La posición corporal determina cuánto oxígeno y energía consumes a cada ritmo. En una prueba de 42 km cualquier ineficiencia se multiplica por miles de zancadas.
Torso y línea central
Mantén el torso ligeramente inclinado hacia adelante, unos 5-8° desde los tobillos. Esta inclinación aprovecha la gravedad para avanzar sin esfuerzo extra. Si la inclinación viene de la cintura —es decir, si te doblas por la cadera— el peso de la parte superior carga sobre los lumbares y la cadera, acortando la zancada y generando fatiga prematura. Piensa en “tall running”: crecer hacia arriba mientras te inclinas sutilmente.

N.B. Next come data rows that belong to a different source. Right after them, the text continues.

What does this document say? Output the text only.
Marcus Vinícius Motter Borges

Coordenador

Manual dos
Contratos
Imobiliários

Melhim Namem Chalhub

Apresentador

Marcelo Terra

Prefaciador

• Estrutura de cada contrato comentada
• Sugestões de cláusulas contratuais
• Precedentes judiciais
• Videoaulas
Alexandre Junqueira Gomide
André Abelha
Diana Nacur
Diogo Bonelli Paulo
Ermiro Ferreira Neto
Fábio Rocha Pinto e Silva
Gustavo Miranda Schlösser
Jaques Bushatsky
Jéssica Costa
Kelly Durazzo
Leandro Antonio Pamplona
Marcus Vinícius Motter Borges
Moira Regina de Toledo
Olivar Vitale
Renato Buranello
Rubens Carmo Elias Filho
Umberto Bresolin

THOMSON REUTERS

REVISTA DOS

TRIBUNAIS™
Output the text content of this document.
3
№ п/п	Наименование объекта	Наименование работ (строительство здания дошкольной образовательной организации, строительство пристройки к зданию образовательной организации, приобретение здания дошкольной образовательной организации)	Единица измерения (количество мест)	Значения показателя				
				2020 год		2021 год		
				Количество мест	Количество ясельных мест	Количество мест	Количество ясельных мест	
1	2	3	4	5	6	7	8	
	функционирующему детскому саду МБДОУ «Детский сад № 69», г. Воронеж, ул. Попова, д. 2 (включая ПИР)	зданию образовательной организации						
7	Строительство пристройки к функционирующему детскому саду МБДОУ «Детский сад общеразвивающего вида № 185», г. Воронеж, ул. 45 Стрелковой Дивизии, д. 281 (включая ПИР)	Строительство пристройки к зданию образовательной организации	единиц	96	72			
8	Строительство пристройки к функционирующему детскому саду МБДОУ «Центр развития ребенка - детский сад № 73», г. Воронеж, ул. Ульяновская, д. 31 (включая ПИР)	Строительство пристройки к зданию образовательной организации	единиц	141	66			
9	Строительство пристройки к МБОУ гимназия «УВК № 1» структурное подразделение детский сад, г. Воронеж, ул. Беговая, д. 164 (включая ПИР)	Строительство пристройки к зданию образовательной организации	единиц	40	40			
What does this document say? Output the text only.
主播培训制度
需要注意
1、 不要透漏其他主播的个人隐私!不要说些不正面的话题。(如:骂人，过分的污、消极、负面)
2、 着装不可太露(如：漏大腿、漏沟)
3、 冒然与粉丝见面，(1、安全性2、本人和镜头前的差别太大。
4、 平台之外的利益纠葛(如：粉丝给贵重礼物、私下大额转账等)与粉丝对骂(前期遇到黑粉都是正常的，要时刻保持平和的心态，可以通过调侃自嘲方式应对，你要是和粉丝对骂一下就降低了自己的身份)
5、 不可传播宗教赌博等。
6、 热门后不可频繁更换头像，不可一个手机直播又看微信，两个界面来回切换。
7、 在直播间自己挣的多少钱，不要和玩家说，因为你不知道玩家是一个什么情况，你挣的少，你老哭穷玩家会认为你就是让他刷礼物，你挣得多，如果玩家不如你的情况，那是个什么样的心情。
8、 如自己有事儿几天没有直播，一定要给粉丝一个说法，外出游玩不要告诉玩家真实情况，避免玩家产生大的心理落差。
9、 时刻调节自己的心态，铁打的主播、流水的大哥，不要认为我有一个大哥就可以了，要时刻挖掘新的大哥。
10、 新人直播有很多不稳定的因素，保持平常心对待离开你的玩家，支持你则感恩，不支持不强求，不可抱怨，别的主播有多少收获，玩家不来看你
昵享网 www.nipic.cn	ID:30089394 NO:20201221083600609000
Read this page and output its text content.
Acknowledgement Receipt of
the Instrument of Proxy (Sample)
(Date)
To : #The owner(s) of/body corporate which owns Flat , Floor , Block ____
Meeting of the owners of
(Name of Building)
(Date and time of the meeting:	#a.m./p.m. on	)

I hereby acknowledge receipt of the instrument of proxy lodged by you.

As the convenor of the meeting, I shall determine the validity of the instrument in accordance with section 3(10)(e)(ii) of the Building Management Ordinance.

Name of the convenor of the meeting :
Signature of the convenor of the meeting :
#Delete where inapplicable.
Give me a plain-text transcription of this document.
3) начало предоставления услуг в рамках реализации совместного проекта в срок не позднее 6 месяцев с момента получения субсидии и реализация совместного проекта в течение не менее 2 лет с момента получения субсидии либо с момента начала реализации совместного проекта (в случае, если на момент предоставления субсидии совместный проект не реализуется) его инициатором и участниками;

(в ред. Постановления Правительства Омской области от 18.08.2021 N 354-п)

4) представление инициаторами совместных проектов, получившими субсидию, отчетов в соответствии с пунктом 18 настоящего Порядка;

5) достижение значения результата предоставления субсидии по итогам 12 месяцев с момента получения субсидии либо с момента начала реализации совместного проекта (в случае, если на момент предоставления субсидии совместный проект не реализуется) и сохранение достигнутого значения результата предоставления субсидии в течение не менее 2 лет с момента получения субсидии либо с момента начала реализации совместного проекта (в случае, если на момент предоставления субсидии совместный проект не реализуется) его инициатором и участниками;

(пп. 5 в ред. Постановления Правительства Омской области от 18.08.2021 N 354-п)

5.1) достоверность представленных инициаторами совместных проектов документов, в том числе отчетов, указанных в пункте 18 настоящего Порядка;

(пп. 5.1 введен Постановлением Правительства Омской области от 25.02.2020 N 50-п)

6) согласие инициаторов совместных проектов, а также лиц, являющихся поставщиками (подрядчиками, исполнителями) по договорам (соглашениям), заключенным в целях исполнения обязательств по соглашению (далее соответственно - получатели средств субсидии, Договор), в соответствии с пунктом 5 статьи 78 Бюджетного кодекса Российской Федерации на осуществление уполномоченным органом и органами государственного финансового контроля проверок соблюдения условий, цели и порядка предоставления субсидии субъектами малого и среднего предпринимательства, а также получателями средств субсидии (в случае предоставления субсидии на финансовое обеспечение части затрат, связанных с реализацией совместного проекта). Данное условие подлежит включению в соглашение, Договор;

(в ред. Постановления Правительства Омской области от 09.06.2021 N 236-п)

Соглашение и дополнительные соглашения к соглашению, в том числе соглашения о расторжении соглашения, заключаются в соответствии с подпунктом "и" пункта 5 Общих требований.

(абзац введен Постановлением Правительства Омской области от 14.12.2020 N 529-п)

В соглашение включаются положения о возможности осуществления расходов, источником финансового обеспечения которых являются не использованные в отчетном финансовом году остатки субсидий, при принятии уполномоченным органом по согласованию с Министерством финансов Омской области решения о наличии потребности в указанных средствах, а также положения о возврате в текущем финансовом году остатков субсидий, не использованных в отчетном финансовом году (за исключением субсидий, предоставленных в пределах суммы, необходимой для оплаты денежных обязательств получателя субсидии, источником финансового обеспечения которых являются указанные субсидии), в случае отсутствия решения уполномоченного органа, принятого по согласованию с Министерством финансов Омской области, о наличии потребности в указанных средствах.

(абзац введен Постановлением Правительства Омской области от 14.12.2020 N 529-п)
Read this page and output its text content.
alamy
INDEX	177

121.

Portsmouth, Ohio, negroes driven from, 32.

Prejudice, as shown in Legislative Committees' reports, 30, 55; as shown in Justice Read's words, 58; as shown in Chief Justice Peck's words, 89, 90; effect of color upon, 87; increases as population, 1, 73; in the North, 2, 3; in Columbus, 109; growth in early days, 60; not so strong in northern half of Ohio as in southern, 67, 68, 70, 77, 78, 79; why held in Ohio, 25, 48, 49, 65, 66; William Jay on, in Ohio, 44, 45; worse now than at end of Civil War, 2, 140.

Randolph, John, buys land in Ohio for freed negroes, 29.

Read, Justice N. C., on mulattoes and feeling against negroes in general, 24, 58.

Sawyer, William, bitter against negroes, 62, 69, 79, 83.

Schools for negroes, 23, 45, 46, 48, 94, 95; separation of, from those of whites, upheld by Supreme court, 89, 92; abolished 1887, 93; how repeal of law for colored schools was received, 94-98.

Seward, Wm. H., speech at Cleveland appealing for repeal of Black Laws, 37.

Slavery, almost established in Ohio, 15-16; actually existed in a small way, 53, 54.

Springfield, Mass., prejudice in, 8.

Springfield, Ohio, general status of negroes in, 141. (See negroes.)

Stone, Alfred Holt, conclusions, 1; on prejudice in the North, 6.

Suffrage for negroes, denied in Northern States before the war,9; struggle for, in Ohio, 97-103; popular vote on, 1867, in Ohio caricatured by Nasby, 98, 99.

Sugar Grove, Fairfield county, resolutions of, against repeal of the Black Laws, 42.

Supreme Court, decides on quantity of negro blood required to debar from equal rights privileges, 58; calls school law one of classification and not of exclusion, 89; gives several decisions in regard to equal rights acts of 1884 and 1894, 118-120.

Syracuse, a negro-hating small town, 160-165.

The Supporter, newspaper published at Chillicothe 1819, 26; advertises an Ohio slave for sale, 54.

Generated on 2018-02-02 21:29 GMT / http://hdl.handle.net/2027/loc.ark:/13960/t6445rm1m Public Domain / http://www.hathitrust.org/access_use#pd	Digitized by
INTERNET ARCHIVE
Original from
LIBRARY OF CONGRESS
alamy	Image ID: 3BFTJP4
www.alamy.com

El núcleo (core) debe estar activo pero no rígido. Una musculatura abdominal y lumbar débil provoca que el torso oscile de lado a lado, desperdiciando energía que debería ir hacia adelante.
Mirada y cabeza
Dirige la mirada 15-20 metros por delante, no al suelo. La cabeza pesa entre 5 y 7 kg y su posición arrastra al resto de la columna. Si miras al suelo, la nuca se tensa y la postura se cierra. Mantén la barbilla ligeramente recogida, ni arriba ni abajo.
Hombros y brazos
Los hombros deben estar bajos y relajados, caídos lejos de las orejas. Los codos se mantienen a unos 90° y el movimiento de los brazos es rítmico y orientado hacia adelante y atrás, sin cruzar el eje del cuerpo. Cuando los brazos cruzan la línea central, el torso rota y se pierde eficiencia lateral.
Caderas altas
Las caderas deben estar altas, no hundidas. Si corres con las caderas caídas —como sentado en una silla imaginaria— la zancada se acorta y el glúteo no puede trabajar bien. Activa el glúteo medio para estabilizar la pelvis y evitar el balanceo lateral.
Manos sueltas
Las manos son el indicador más fácil de leer sobre la tensión global del cuerpo. Si las notas cerradas, hay tensión acumulada. Suéltalas, sacúdelas brevemente y comprueba que los hombros también bajen al hacerlo.
Revisar la postura cada 5 km como parte de tu rutina mental de carrera convierte estos puntos en hábitos automáticos.